There’s a lot of fun when it comes to gene editing. In the decade since scientists discovered that they can use CRISPR to edit the genomes of cells, numerous clinical trials have emerged to test the technology’s use in diseases. serious. CRISPR has been used to save some lives and transform others.
But not all is smooth sailing. Not all trials went as planned, and some volunteers died. Successful treatments are likely to be expensive, and therefore limited to a few wealthy people. And while these trials tend to involve changes to genes in adult body cells, some hope to use CRISPR and other gene-editing tools in eggs, sperm and Embryo. The specter of the design kids continued to loom over the field.

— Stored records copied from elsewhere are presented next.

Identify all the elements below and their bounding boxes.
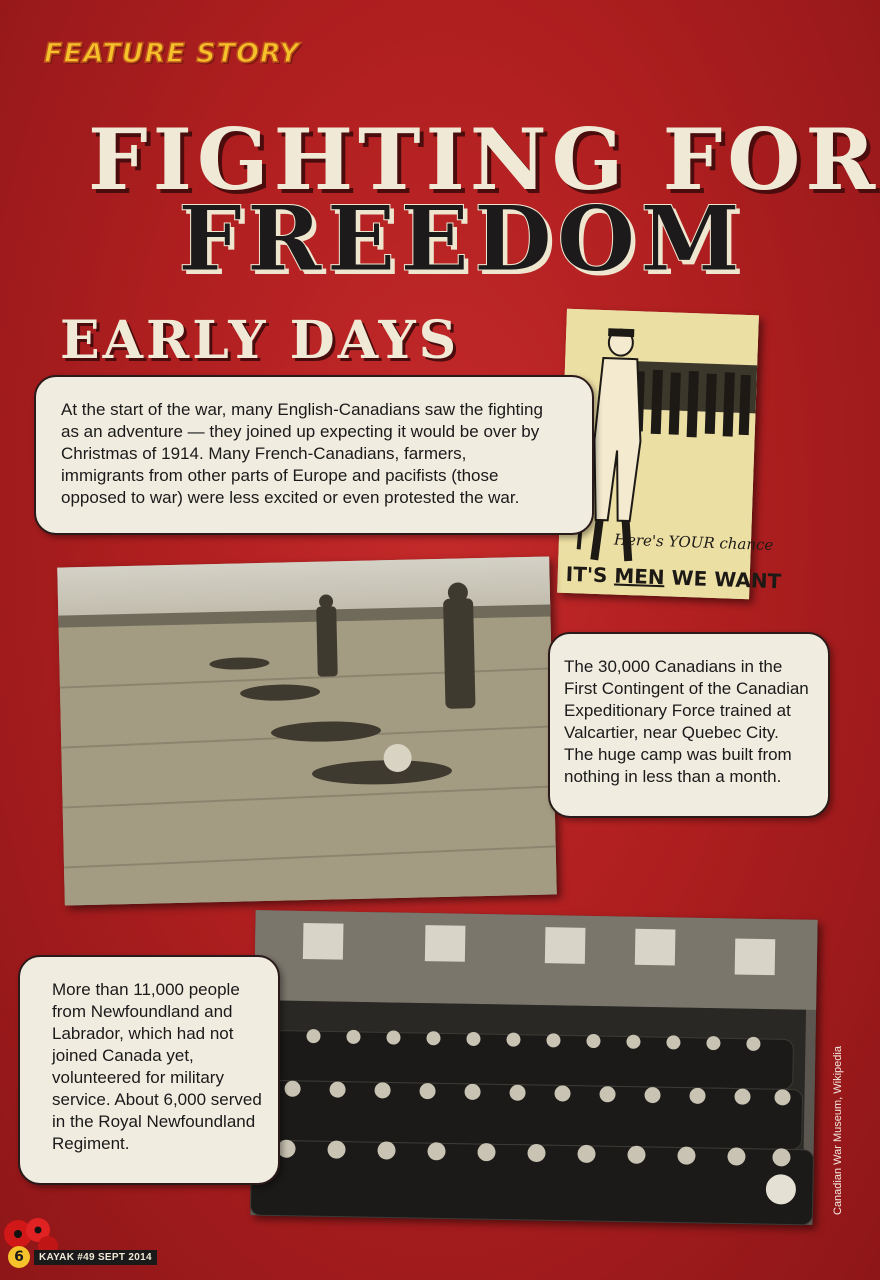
poster-line-1: Here's YOUR chance bbox=[613, 530, 774, 555]
title-line-2: FREEDOM bbox=[178, 186, 745, 292]
intro-text-box bbox=[34, 375, 594, 535]
newfoundland-paragraph: More than 11,000 people from Newfoundland and Labrador, which had not joined Canada yet, volunteered for military service. About 6,000 served in the Royal Newfoundland Regiment. bbox=[52, 980, 262, 1153]
group-illustration bbox=[250, 910, 817, 1225]
feature-story-tag: FEATURE STORY bbox=[44, 38, 300, 69]
issue-label: KAYAK #49 SEPT 2014 bbox=[34, 1250, 157, 1265]
poster-line-2: IT'S MEN WE WANT bbox=[565, 561, 782, 594]
regiment-group-photo bbox=[250, 910, 817, 1225]
photo-credit: Canadian War Museum, Wikipedia bbox=[832, 1046, 844, 1215]
title-line-1: FIGHTING FOR bbox=[88, 110, 880, 209]
page-footer bbox=[8, 1246, 157, 1268]
section-heading: EARLY DAYS bbox=[60, 310, 460, 371]
training-field-photo bbox=[57, 556, 557, 905]
newfoundland-text-box bbox=[18, 955, 280, 1185]
intro-paragraph: At the start of the war, many English-Canadians saw the fighting as an adventure — they joined up expecting it would be over by Christmas of 1914. Many French-Canadians, farmers, immigrants from other parts of Europe and pacifists (those opposed to war) were less excited or even protested the war. bbox=[61, 400, 543, 507]
page-number: 6 bbox=[8, 1246, 30, 1268]
valcartier-paragraph: The 30,000 Canadians in the First Contingent of the Canadian Expeditionary Force trained at Valcartier, near Quebec City. The huge camp was built from nothing in less than a month. bbox=[564, 657, 809, 786]
valcartier-text-box bbox=[548, 632, 830, 818]
field-illustration bbox=[57, 556, 557, 905]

At the most recent summit, held in Hong Kong in 2018, He Jiankui, then working at Southern University of Science and Technology in Shenzhen, China, announced that he had using CRISPR on human embryos. The news of the first “CRISPR babies,” when they became known, caused a great uproar, as you can imagine. “We will never forget the shock,” Victor Dzau, president of the US National Academy of Medicine, told us.
He Jiankui ended up in prison and was was only released last year. And although genome editing was banned in China at the time – it has been outlawed since 2003 – the country has since enacted a series of additional laws designed to designed to prevent anything similar from happening again. Yaojin Peng of the Beijing Institute of Stem Cells and Regenerative Medicine told the audience that today, genetic genome editing is prohibited under criminal law.
There was much less drama at this year’s summit. But there are a lot of emotions. In a session on how gene editing can be used to treat sickle cell disease, Victoria Grey, a 37-year-old survivor of the disease, took to the stage. She tells the audience how her severe symptoms have disrupted her childhood and teenage years, while also disappointing her about her dream of training to be a doctor. . She described the severe pain that kept her hospitalized for months. Her children are worried that she might die.
But then she underwent a treatment that involved editing genes in cells from her bone marrow. Her new “supercells,” as she called them, changed her life. Within minutes of being infused with the edited cells, she felt reborn and shed tears of joy, she told us. It took seven to eight months for her to feel better, but after that, “I really started to enjoy the life I used to feel like it was just passing me by,” she says. I could see the typical stoic scientists around me wiping away tears.
Victoria is one of more than 200 people who have been treated with CRISPR-based therapies in clinical trialsDavid Liu of the Broad Institute of MIT and Harvard, who led development of new and improved forms of CRISPR. Trials are also underway for a range of other diseases, including cancer, inherited vision loss and amyloidosis.